Excellent absorption properties of BaFe12-xNbxO19 controlled by multi-resonance permeability, enhanced permittivity, and the order of matching thickness

For the sol-gel-derived BaFe12-xNbxO19 (x = 0-0.6), coercivity (H-c) and saturation magnetization (M-s) vary from 3.53-0.85 kOe and 70.3-53.8 emu g(-1) to 1.02-0.22 kOe and 69.6-59.5 emu g(-1), respectively, with an increase in sintering temperature from 1250 degrees C to 1350 degrees C. Moreover, epsilon' and epsilon '' increase from 4.13-4.04 and 0.0049-0.0045 to 7.64-6.93 and 1.50-0.97 over 26.5-40 GHz, and the multi-resonance peaks in permeability shift from similar to 40+ GHz to similar to 27 GHz.

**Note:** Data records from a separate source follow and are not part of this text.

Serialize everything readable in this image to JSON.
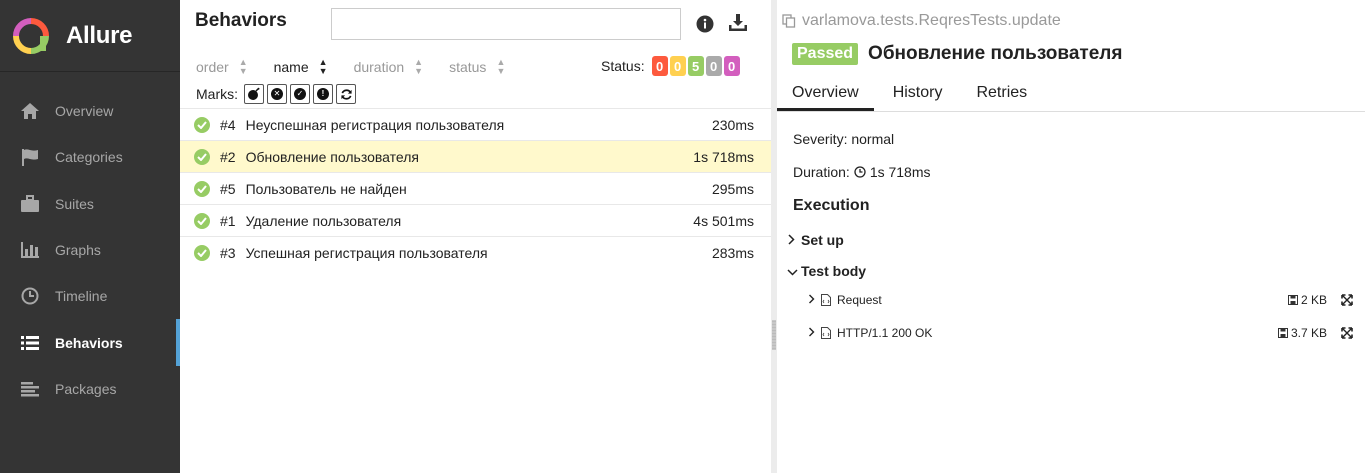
{
  "brand": {
    "name": "Allure"
  },
  "sidebar": {
    "items": [
      {
        "label": "Overview",
        "icon": "home-icon"
      },
      {
        "label": "Categories",
        "icon": "flag-icon"
      },
      {
        "label": "Suites",
        "icon": "briefcase-icon"
      },
      {
        "label": "Graphs",
        "icon": "bar-chart-icon"
      },
      {
        "label": "Timeline",
        "icon": "clock-icon"
      },
      {
        "label": "Behaviors",
        "icon": "list-icon",
        "active": true
      },
      {
        "label": "Packages",
        "icon": "align-left-icon"
      }
    ]
  },
  "middle": {
    "title": "Behaviors",
    "search": {
      "value": "",
      "placeholder": ""
    },
    "sort": [
      {
        "label": "order"
      },
      {
        "label": "name",
        "active": true
      },
      {
        "label": "duration"
      },
      {
        "label": "status"
      }
    ],
    "status": {
      "label": "Status:",
      "counts": [
        {
          "value": "0",
          "color": "#fd5a3e"
        },
        {
          "value": "0",
          "color": "#ffd050"
        },
        {
          "value": "5",
          "color": "#97cc64"
        },
        {
          "value": "0",
          "color": "#aaaaaa"
        },
        {
          "value": "0",
          "color": "#d35ebe"
        }
      ]
    },
    "marks": {
      "label": "Marks:",
      "icons": [
        "bomb-icon",
        "times-circle-icon",
        "check-circle-icon",
        "exclamation-circle-icon",
        "refresh-icon"
      ]
    },
    "rows": [
      {
        "num": "#4",
        "name": "Неуспешная регистрация пользователя",
        "duration": "230ms"
      },
      {
        "num": "#2",
        "name": "Обновление пользователя",
        "duration": "1s 718ms",
        "selected": true
      },
      {
        "num": "#5",
        "name": "Пользователь не найден",
        "duration": "295ms"
      },
      {
        "num": "#1",
        "name": "Удаление пользователя",
        "duration": "4s 501ms"
      },
      {
        "num": "#3",
        "name": "Успешная регистрация пользователя",
        "duration": "283ms"
      }
    ]
  },
  "right": {
    "fullname": "varlamova.tests.ReqresTests.update",
    "status_badge": "Passed",
    "title": "Обновление пользователя",
    "tabs": [
      "Overview",
      "History",
      "Retries"
    ],
    "severity": "Severity: normal",
    "duration_label": "Duration:",
    "duration_value": "1s 718ms",
    "execution_title": "Execution",
    "steps": {
      "setup": "Set up",
      "test_body": "Test body"
    },
    "attachments": [
      {
        "name": "Request",
        "size": "2 KB"
      },
      {
        "name": "HTTP/1.1 200 OK",
        "size": "3.7 KB"
      }
    ]
  },
  "colors": {
    "sidebar_bg": "#343434",
    "accent": "#54a2d6",
    "passed": "#97cc64",
    "selected_row": "#fff9cc"
  }
}
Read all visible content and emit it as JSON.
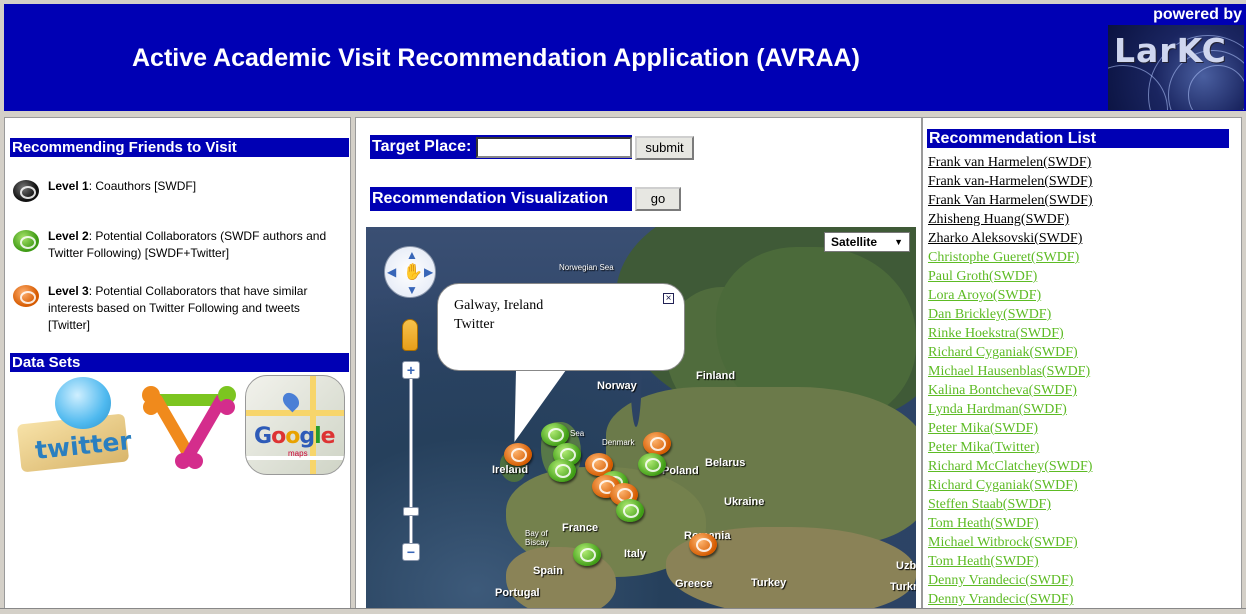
{
  "header": {
    "title": "Active Academic Visit Recommendation Application (AVRAA)",
    "powered_by": "powered by",
    "logo_text": "LarKC"
  },
  "left": {
    "section_title": "Recommending Friends to Visit",
    "levels": [
      {
        "name": "Level 1",
        "description": ": Coauthors [SWDF]",
        "color": "black"
      },
      {
        "name": "Level 2",
        "description": ": Potential Collaborators (SWDF authors and Twitter Following) [SWDF+Twitter]",
        "color": "green"
      },
      {
        "name": "Level 3",
        "description": ": Potential Collaborators that have similar interests based on Twitter Following and tweets [Twitter]",
        "color": "orange"
      }
    ],
    "datasets_title": "Data Sets",
    "datasets": [
      {
        "name": "twitter",
        "label": "twitter"
      },
      {
        "name": "foaf",
        "label": ""
      },
      {
        "name": "google-maps",
        "label": "Google",
        "sub": "maps"
      }
    ]
  },
  "center": {
    "target_place_label": "Target Place:",
    "target_place_value": "",
    "submit_label": "submit",
    "visualization_label": "Recommendation Visualization",
    "go_label": "go",
    "map": {
      "map_type": "Satellite",
      "popup_lines": [
        "Galway, Ireland",
        "Twitter"
      ],
      "labels": [
        "Norwegian Sea",
        "Norway",
        "Finland",
        "Sea",
        "Denmark",
        "Ireland",
        "Belarus",
        "Poland",
        "Ukraine",
        "France",
        "Bay of Biscay",
        "Italy",
        "Romania",
        "Spain",
        "Portugal",
        "Greece",
        "Turkey",
        "Uzb",
        "Turkmeni"
      ]
    }
  },
  "right": {
    "title": "Recommendation List",
    "items": [
      {
        "label": "Frank van Harmelen(SWDF)",
        "level": "black"
      },
      {
        "label": "Frank van-Harmelen(SWDF)",
        "level": "black"
      },
      {
        "label": "Frank Van Harmelen(SWDF)",
        "level": "black"
      },
      {
        "label": "Zhisheng Huang(SWDF)",
        "level": "black"
      },
      {
        "label": "Zharko Aleksovski(SWDF)",
        "level": "black"
      },
      {
        "label": "Christophe Gueret(SWDF)",
        "level": "green"
      },
      {
        "label": "Paul Groth(SWDF)",
        "level": "green"
      },
      {
        "label": "Lora Aroyo(SWDF)",
        "level": "green"
      },
      {
        "label": "Dan Brickley(SWDF)",
        "level": "green"
      },
      {
        "label": "Rinke Hoekstra(SWDF)",
        "level": "green"
      },
      {
        "label": "Richard Cyganiak(SWDF)",
        "level": "green"
      },
      {
        "label": "Michael Hausenblas(SWDF)",
        "level": "green"
      },
      {
        "label": "Kalina Bontcheva(SWDF)",
        "level": "green"
      },
      {
        "label": "Lynda Hardman(SWDF)",
        "level": "green"
      },
      {
        "label": "Peter Mika(SWDF)",
        "level": "green"
      },
      {
        "label": "Peter Mika(Twitter)",
        "level": "green"
      },
      {
        "label": "Richard McClatchey(SWDF)",
        "level": "green"
      },
      {
        "label": "Richard Cyganiak(SWDF)",
        "level": "green"
      },
      {
        "label": "Steffen Staab(SWDF)",
        "level": "green"
      },
      {
        "label": "Tom Heath(SWDF)",
        "level": "green"
      },
      {
        "label": "Michael Witbrock(SWDF)",
        "level": "green"
      },
      {
        "label": "Tom Heath(SWDF)",
        "level": "green"
      },
      {
        "label": "Denny Vrandecic(SWDF)",
        "level": "green"
      },
      {
        "label": "Denny Vrandecic(SWDF)",
        "level": "green"
      }
    ]
  },
  "colors": {
    "header_bg": "#0000b4",
    "level1": "#000000",
    "level2": "#5dbb24",
    "level3": "#d65a00"
  }
}
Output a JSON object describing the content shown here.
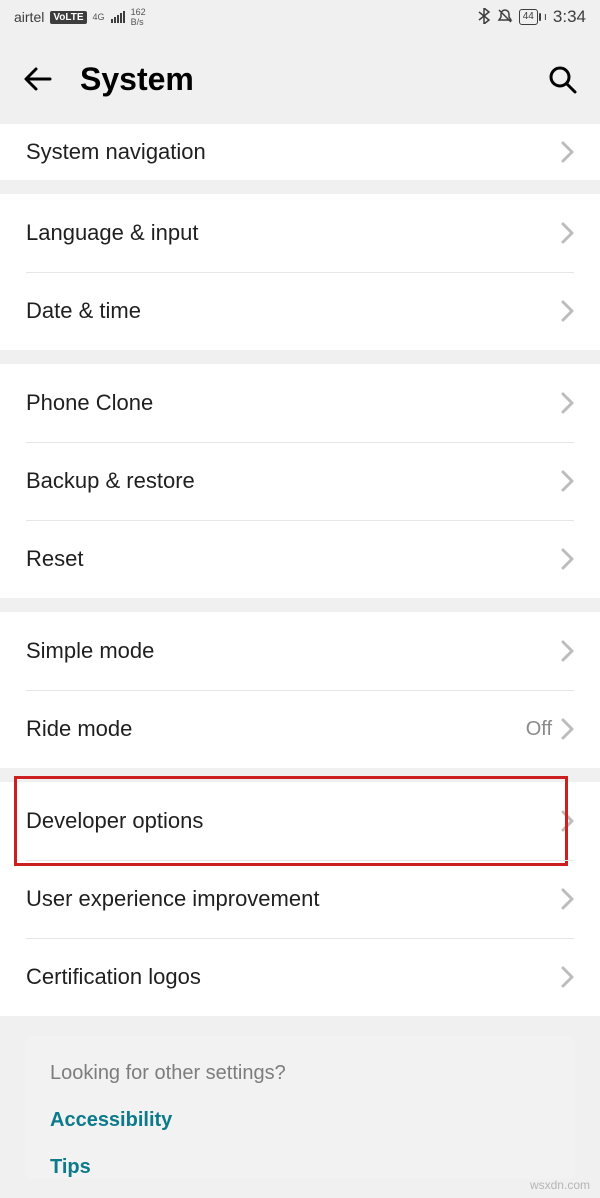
{
  "status": {
    "carrier": "airtel",
    "volte": "VoLTE",
    "net_top": "4G",
    "speed_top": "162",
    "speed_bottom": "B/s",
    "battery": "44",
    "time": "3:34"
  },
  "header": {
    "title": "System"
  },
  "groups": [
    {
      "rows": [
        {
          "label": "System navigation"
        }
      ],
      "first_short": true
    },
    {
      "rows": [
        {
          "label": "Language & input"
        },
        {
          "label": "Date & time"
        }
      ]
    },
    {
      "rows": [
        {
          "label": "Phone Clone"
        },
        {
          "label": "Backup & restore"
        },
        {
          "label": "Reset"
        }
      ]
    },
    {
      "rows": [
        {
          "label": "Simple mode"
        },
        {
          "label": "Ride mode",
          "value": "Off"
        }
      ]
    },
    {
      "rows": [
        {
          "label": "Developer options",
          "highlight": true
        },
        {
          "label": "User experience improvement"
        },
        {
          "label": "Certification logos"
        }
      ]
    }
  ],
  "footer": {
    "prompt": "Looking for other settings?",
    "links": [
      "Accessibility",
      "Tips"
    ]
  },
  "watermark": "wsxdn.com"
}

The bandwidth (BW) and reflection loss peak intensity (RLp) are broadened and enhanced from 0.8 GHz and -10.3 dB of the sample with x = 0.2 sintered at 1250 degrees C under 0.92 mm to 11.9+ GHz and -54 dB, respectively, of the sample with x = 0.6 sintered at 1350 degrees C under 0.86 mm around a millimeter-wave atmospheric window of 35 GHz. The effects of Nb5+ content (x) and sintering temperature on grain size, phase compositions, formations of Fe2+ and oxygen vacancy, and thus on static magnetism and EM parameters are investigated. The correlations of multi-resonance permeability, enhanced permittivity, and the order of matching thickness with absorption properties are also discussed in detail.